Minimum Spanning Tree

Problem Description

This benchmark computes a minimum spanning tree in a weighted undirected graph with by using Boruvka's algorithm.

Algorithm

The algorithm is implemented by successive edge-relaxations of the minimum weight edges. However, since an explicit edge-relaxation involves modifying the graph, the implementation performs edge-relaxation indirectly. This is done by keeping track of the set of nodes that have been merged, called components, which avoids modifications to the graph. Each component's size grows in each iteration, while the number of components reduces (due to components getting merged). The algorithm terminates when only one component remains. When the input graph is disconnected, the algorithm terminates when the number of components does not change in an iteration and it computes a minimum spanning forest.


Figure: Before edge-contraction and after edge-contraction

The computation is split across a sequence of kernels as shown in the code below.

do {
  find the minimum weight edge out of each node;
  find the minimum weight edge out of each component;
  find the merge partner;
  merge a component with its partner;
} while the number of components changes;
The body of the loop is implemented as separate kernels. The kernels are repeatedly called from the host until there is no change in the number of components.

The mst variant iterates over the entire graph, while the mst-da version uses worklists for parts of the computation (and is thus more work-efficient and faster).

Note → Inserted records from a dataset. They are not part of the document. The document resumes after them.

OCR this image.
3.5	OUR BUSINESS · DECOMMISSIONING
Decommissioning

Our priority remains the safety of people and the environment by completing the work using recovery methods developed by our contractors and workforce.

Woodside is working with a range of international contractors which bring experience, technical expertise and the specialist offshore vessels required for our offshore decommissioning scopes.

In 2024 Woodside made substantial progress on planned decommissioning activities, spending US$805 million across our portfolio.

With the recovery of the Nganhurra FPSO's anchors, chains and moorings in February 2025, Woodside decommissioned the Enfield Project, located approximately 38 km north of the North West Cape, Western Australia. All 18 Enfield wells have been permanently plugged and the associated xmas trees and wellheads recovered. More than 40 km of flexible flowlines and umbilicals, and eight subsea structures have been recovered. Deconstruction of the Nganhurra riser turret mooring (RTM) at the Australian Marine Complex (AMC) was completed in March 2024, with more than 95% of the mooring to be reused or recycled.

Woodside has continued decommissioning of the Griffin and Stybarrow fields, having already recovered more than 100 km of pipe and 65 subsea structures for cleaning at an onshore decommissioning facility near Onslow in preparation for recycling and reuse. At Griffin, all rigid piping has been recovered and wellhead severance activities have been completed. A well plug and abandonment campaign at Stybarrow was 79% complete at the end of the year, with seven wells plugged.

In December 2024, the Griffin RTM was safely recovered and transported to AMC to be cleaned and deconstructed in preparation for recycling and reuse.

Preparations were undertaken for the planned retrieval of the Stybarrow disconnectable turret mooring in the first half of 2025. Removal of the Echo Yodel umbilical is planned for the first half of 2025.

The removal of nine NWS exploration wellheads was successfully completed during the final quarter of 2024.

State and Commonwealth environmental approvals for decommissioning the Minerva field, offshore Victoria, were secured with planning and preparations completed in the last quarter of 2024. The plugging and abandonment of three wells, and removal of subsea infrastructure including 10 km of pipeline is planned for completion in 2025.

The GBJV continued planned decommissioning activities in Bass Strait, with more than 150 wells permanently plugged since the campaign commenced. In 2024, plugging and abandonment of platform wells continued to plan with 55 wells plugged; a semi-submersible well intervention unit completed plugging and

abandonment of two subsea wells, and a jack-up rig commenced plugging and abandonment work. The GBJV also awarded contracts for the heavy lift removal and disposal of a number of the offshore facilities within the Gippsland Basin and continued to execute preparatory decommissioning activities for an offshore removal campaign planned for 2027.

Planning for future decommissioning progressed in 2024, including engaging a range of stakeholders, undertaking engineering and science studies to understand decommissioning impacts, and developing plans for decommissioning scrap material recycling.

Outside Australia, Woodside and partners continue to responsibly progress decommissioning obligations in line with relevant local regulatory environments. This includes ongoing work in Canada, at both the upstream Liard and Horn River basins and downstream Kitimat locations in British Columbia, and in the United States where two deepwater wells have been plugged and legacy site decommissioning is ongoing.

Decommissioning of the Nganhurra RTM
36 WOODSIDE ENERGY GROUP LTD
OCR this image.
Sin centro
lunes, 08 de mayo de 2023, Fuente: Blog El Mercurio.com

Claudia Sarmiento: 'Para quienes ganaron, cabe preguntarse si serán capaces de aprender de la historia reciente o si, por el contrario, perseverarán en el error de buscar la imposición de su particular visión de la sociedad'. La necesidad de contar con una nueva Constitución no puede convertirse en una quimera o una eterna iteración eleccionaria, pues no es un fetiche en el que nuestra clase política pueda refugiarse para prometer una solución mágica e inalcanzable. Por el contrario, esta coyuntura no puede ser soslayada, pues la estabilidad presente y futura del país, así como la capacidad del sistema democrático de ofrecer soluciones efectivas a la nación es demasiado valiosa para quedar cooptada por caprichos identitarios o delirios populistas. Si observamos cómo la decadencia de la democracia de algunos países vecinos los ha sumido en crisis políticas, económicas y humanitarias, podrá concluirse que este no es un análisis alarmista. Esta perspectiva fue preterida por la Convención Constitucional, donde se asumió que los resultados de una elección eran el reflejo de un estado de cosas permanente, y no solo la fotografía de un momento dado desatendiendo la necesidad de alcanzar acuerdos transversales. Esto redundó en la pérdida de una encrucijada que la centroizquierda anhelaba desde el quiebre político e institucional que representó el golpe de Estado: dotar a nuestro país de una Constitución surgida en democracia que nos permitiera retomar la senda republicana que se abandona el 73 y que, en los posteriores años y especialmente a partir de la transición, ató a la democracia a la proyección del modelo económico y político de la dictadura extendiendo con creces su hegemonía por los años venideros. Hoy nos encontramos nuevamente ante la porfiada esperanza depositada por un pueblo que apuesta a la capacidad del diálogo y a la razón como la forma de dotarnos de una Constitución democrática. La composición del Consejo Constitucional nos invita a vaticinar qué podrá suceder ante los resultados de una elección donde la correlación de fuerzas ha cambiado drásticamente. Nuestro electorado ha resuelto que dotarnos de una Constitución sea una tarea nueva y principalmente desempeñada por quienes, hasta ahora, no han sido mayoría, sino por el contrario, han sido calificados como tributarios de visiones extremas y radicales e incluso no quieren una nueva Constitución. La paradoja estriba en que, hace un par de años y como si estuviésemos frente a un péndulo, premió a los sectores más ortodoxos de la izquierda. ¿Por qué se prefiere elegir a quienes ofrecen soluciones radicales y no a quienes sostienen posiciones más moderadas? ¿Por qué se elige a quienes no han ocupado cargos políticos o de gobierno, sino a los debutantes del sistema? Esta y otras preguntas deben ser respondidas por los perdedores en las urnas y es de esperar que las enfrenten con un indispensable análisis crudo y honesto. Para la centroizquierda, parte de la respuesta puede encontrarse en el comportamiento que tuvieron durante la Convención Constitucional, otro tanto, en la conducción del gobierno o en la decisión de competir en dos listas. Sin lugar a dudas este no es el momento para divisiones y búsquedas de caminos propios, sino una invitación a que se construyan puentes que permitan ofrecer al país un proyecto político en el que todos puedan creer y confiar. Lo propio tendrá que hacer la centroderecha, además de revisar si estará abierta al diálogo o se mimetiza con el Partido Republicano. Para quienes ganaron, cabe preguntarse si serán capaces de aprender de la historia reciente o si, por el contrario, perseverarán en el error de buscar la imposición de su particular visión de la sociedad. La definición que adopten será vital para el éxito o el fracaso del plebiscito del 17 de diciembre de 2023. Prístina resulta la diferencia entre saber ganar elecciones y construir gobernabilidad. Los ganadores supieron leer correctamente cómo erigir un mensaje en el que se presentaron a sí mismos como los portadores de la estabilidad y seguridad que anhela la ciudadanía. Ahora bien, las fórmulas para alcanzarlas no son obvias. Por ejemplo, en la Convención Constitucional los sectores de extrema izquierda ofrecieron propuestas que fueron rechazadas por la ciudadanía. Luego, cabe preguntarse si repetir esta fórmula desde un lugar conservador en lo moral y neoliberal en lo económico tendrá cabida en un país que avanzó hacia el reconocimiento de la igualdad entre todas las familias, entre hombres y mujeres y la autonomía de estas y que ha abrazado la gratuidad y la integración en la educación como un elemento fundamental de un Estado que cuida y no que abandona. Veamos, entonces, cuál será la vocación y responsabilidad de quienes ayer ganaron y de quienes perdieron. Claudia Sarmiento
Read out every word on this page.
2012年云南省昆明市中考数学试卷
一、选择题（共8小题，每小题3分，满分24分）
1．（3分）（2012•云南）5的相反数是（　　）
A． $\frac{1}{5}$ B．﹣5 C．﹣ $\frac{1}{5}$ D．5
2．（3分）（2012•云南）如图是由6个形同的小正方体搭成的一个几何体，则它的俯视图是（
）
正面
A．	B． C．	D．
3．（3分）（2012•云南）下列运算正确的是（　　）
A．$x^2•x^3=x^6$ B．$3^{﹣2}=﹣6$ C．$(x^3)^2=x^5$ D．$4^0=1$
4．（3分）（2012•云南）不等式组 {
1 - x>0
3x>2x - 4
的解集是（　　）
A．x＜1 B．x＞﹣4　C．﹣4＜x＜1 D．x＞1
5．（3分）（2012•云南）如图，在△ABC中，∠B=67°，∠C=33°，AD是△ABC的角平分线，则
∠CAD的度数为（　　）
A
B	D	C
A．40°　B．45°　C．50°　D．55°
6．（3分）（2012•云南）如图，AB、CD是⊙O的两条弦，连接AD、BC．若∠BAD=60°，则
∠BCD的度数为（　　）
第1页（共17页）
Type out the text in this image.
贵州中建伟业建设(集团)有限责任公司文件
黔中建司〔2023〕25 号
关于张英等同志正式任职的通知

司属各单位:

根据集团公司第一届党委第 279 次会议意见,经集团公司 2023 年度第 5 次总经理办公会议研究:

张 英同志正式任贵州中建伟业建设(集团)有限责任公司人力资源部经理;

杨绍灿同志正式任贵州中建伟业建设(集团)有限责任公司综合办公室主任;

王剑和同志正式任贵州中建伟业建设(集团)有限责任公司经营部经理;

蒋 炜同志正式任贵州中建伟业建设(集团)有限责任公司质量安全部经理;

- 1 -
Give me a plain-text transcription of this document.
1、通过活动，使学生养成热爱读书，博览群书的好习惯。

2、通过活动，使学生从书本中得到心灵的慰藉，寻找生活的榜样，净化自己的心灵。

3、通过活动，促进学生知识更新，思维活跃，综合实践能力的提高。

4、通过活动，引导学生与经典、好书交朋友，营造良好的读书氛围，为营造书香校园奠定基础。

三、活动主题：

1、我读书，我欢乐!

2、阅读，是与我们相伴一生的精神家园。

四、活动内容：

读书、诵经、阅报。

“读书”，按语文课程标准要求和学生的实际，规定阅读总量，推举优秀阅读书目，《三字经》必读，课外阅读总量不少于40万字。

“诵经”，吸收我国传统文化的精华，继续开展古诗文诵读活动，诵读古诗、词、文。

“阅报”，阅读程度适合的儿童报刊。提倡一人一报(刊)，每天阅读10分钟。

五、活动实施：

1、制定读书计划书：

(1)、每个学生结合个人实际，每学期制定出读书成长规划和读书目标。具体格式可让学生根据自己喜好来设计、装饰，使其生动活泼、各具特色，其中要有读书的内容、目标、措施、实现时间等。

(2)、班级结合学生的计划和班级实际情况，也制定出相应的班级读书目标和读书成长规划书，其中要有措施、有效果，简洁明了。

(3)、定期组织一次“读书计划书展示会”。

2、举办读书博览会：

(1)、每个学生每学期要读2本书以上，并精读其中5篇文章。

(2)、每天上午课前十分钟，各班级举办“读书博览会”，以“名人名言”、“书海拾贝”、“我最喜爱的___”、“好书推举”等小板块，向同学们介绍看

NOTE: Only use the symmetric graph files (.sym.gr) as inputs.

Performance

The benchmark is written in CUDA.
Compile as: make
Execute as: mst <graphfile>
Or as: mst-da <graphfile>
e.g., mst USA-road-d.FLA.sym.gr

e.g., mst-da USA-road-d.FLA.sym.gr

GraphTime (ms)
FLA.sym703.86
rmat12.sym9.02
2d-2e20.sym536.55

The above performance is observed on a 1.45 GHz Quadro 6000 with 6 GB of main memory and 448 cores distributed over 14 SMs. It has 64 kB of fast memory per SM that is split between the L1 data cache and the shared memory.